L a deuda externa total aumentó en 2017 un 28,6% (casi u$s52.000 millones), a u$s232.952 millones, respecto de 2016, cuando se ubicaba en u$s181.170 millones, según informó el Instituto Nacional de Estadística y Censos (Indec). A su vez, el saldo de la balanza de cuenta corriente registró el año pasado un déficit de u$s30.792 millones, más del doble de lo registrado en 2016 (u$s14.693 millones), de acuerdo con datos oficiales. El déficit de cuenta corriente, en tanto, es del 5% del PBI, el más alto desde 1981.

Según cifras de Bloomberg, Argentina es el mayor emisor de deuda soberana para el período 2016-2018 cuando se lo compara con sus pares emergentes en lo que hace a emisiones de deuda en moneda extranjera. A su vez, debido a las nuevas emisiones, el peso de los vencimientos de capital e intereses, en pesos y en dólares, es cada vez mayor.

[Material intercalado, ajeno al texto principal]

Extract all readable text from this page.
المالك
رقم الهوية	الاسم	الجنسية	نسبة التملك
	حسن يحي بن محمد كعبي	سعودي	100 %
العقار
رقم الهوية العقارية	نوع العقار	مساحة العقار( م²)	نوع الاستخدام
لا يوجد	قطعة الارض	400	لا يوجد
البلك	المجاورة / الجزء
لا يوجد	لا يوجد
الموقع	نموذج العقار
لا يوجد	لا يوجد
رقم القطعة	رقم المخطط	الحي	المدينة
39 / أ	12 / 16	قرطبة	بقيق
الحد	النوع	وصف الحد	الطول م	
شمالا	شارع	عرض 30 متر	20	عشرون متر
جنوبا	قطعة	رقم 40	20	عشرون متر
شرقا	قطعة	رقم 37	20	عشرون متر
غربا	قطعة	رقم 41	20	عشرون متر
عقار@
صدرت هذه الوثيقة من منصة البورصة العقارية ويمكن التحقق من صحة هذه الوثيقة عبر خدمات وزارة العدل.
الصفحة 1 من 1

Este año equivaldrá al 6,6 por ciento del PBI y el año próximo ya tiene garantizado un piso estimado de 7 puntos del producto. El dato es alarmante y refleja las dificultades del gobierno para completar lo que considera una "transición" desde el modelo de economía kirchnerista al que propone Cambiemos.

El exponencial crecimiento de la deuda es una de las críticas más frecuentes de la oposición, y también de los economistas ortodoxos que exigen un shock para reducir el déficit, algo que el oficialismo rechaza por el alto costo social que acarrearía. De hecho, se creó en el Congreso una comisión bicameral de seguimiento de la deuda externa, buscando controlar los mecanismos de financiamiento.

Incluso el propio Presidente destacó que el ritmo al que se endeuda el país "está mal", pero suele señalar que "no hay una mejor alternativa". "Podemos utilizar este mecanismo por un período corto porque no podemos acumular deuda para que la paguen nuestros hijos y nietos. Además, en este momento dependemos del mundo, que nos pueda prestar plata y no se corte el financiamiento", reconoció en una reciente entrevista televisiva.

El gobierno aspira para eso a distintas iniciativas: por un lado, bajar el déficit fiscal trasladando el ajuste a jubilados y pidiendo moderación a las provincias mediante el pacto firmado a fines del año pasado. Y también apuesta a un crecimiento de las exportaciones para equilibrar la balanza externa, algo que hasta el momento no consiguió.

En lo que va del año, en tanto, se tomó deuda externa por 9.000 millones de dólares, al tiempo que se intenta sumar otras vías de crédito y financiarse en el mercado interno para evitar seguir engrosando el problema.